Machine Learning Techniques: Approach for Mapping of MHC Class Binding Nonamers
The machine learning techniques are playing a major role in the field of immunoinformatics for DNA-binding domain analysis. Functional analysis of the binding ability of DNA-binding domain protein antigen peptides to major histocompatibility complex (MHC) class molecules is important in vaccine development. The variable length of each binding peptide complicates this prediction. Such predictions can be used to select epitopes for use in rational vaccine design and to increase the understanding of roles of the immune system in infectious diseases.

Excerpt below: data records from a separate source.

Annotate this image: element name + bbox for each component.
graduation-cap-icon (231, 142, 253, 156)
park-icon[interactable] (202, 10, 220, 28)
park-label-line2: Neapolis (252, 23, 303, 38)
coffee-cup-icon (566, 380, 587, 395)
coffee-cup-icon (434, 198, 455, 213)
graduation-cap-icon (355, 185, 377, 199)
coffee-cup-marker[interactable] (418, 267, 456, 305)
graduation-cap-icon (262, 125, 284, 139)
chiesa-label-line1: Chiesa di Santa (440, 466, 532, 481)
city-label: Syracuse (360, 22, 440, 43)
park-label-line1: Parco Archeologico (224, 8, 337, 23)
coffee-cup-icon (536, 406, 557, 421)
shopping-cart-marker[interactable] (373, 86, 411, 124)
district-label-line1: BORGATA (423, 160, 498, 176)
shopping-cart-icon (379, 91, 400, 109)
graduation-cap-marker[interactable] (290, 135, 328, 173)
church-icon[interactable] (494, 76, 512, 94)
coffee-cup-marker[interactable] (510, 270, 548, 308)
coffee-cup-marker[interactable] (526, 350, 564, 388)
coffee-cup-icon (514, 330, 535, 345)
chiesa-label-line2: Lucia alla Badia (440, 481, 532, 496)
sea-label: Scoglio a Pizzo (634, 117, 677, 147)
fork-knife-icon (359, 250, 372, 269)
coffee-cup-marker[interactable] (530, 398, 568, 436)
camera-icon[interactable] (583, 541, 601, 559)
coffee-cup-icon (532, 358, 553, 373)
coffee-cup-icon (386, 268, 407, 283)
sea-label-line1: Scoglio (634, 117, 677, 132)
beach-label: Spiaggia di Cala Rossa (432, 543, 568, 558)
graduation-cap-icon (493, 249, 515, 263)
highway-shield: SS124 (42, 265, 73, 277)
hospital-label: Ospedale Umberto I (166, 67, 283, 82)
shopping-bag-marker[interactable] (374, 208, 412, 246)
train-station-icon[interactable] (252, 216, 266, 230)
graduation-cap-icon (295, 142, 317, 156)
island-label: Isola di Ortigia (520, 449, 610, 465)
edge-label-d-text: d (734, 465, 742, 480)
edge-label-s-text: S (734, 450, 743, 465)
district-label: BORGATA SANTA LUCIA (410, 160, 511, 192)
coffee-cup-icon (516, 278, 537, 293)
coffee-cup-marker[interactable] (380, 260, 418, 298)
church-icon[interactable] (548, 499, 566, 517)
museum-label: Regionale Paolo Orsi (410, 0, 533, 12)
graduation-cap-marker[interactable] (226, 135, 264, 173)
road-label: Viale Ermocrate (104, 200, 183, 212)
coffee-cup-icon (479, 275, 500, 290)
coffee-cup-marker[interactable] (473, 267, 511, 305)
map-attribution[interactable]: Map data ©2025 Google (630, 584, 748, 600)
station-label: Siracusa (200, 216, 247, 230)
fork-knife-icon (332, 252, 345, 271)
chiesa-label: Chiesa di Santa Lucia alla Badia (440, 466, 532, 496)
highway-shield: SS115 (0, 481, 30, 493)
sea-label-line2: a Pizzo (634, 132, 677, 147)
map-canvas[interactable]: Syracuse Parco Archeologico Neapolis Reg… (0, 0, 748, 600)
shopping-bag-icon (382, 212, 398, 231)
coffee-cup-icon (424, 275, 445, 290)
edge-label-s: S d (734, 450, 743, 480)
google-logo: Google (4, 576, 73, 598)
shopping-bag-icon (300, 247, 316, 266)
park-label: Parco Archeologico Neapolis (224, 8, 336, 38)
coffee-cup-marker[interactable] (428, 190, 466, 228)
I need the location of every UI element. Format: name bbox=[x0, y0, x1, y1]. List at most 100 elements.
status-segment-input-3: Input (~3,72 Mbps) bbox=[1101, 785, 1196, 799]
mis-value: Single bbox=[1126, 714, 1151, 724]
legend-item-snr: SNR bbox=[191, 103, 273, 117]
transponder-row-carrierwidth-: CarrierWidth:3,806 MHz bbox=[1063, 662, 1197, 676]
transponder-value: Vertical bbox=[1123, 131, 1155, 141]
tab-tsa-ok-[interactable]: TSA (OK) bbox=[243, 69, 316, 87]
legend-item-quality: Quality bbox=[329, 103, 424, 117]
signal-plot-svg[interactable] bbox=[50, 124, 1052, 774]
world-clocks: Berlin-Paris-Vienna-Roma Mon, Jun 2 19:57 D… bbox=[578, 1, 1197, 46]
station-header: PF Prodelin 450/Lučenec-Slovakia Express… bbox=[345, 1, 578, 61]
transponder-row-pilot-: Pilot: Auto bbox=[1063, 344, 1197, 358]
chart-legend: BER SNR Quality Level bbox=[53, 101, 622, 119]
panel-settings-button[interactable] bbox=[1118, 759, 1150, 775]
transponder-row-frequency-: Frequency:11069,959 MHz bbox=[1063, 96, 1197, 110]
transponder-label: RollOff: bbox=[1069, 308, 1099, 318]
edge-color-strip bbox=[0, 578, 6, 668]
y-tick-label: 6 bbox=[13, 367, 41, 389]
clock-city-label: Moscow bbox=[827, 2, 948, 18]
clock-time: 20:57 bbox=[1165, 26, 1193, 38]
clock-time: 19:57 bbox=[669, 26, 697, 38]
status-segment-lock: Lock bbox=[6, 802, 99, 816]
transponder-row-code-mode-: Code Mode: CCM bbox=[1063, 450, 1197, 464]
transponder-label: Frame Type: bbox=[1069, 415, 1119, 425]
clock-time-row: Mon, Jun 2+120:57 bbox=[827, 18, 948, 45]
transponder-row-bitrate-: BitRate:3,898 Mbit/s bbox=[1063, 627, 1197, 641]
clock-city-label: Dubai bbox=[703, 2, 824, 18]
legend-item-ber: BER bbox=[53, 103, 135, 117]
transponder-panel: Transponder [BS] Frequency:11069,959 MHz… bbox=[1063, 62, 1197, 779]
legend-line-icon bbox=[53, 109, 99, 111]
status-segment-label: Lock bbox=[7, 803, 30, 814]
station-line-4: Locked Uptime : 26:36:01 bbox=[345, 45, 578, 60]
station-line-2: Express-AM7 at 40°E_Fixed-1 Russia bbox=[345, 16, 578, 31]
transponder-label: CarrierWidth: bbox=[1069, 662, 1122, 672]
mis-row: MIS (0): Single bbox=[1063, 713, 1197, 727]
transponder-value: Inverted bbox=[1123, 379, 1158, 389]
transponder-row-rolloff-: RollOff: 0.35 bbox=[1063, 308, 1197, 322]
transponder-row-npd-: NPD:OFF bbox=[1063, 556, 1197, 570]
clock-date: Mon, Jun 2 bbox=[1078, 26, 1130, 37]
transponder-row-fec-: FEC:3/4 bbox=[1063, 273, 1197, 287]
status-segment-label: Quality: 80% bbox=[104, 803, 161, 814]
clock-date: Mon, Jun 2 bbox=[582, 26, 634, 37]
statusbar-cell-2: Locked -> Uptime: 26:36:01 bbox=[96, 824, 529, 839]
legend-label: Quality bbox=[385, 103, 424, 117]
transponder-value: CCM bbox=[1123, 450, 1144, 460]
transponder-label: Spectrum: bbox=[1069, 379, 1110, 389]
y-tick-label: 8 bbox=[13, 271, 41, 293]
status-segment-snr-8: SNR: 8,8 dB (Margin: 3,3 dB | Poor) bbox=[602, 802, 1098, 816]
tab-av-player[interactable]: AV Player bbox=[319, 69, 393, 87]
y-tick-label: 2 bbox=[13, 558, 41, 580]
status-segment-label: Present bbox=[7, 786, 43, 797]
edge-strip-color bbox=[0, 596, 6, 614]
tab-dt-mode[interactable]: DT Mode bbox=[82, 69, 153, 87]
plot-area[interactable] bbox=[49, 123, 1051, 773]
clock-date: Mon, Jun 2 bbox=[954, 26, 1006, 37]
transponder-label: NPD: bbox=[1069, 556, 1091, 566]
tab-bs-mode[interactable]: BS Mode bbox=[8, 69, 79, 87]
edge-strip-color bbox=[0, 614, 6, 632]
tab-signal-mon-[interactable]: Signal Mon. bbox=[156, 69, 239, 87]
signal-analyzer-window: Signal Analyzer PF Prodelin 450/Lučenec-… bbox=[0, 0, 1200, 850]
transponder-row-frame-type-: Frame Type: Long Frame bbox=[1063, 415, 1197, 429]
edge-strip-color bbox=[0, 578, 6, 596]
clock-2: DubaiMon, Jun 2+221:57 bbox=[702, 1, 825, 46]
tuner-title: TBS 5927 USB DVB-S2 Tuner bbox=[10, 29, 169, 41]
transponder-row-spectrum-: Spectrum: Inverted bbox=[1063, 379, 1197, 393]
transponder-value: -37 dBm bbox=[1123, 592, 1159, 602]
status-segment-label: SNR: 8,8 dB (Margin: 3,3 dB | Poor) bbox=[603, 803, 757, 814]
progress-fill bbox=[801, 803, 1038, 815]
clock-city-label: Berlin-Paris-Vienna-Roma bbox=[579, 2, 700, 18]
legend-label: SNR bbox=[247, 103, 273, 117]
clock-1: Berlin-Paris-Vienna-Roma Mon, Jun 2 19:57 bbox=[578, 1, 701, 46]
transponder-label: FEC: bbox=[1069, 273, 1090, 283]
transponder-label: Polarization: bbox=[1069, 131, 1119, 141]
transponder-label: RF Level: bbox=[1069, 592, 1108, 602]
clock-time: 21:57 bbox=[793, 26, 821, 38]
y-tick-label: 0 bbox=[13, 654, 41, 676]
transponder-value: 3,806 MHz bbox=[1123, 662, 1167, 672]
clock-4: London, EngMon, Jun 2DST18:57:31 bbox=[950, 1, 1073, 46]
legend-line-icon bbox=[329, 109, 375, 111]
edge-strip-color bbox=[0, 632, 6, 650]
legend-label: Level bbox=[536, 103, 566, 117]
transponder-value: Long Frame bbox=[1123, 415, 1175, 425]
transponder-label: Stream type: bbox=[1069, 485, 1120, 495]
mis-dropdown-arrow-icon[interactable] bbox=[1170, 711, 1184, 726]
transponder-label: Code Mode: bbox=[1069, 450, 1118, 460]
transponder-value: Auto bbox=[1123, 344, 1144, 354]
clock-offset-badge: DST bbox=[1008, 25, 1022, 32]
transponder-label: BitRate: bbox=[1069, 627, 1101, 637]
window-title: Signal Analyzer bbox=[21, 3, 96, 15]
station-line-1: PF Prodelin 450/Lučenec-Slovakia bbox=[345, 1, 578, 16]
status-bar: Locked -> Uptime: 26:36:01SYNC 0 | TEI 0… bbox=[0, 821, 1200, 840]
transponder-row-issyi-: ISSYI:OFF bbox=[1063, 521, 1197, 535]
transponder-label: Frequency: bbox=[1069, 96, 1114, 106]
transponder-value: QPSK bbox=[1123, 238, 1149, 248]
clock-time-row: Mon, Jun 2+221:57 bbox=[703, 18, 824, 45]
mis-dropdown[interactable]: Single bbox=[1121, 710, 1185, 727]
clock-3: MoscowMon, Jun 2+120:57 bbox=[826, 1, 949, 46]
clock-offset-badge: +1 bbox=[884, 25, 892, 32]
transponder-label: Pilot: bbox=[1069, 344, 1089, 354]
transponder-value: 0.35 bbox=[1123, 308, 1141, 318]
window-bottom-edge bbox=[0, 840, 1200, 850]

Antigenic epitopes of DNA-binding domain protein form Human papilloma virus-31 are important determinant for protection of many host form viral infection. This study shows active part in host immune reactions and involvement of MHC class-I and MHC II in response to almost all antigens. We used PSSM and SVM algorithms for antigen design, which represented predicted binders as MHCII-IAb, MHCII-IAd, MHCII-IAg7, and MHCII-RT1.B nonamers from viral DNA-binding domain crystal structure. These peptide nonamers are from a set of aligned peptides known to bind to a given MHC molecule as the predictor of MHC-peptide binding. Analysis shows potential drug targets to identify active sites against diseases.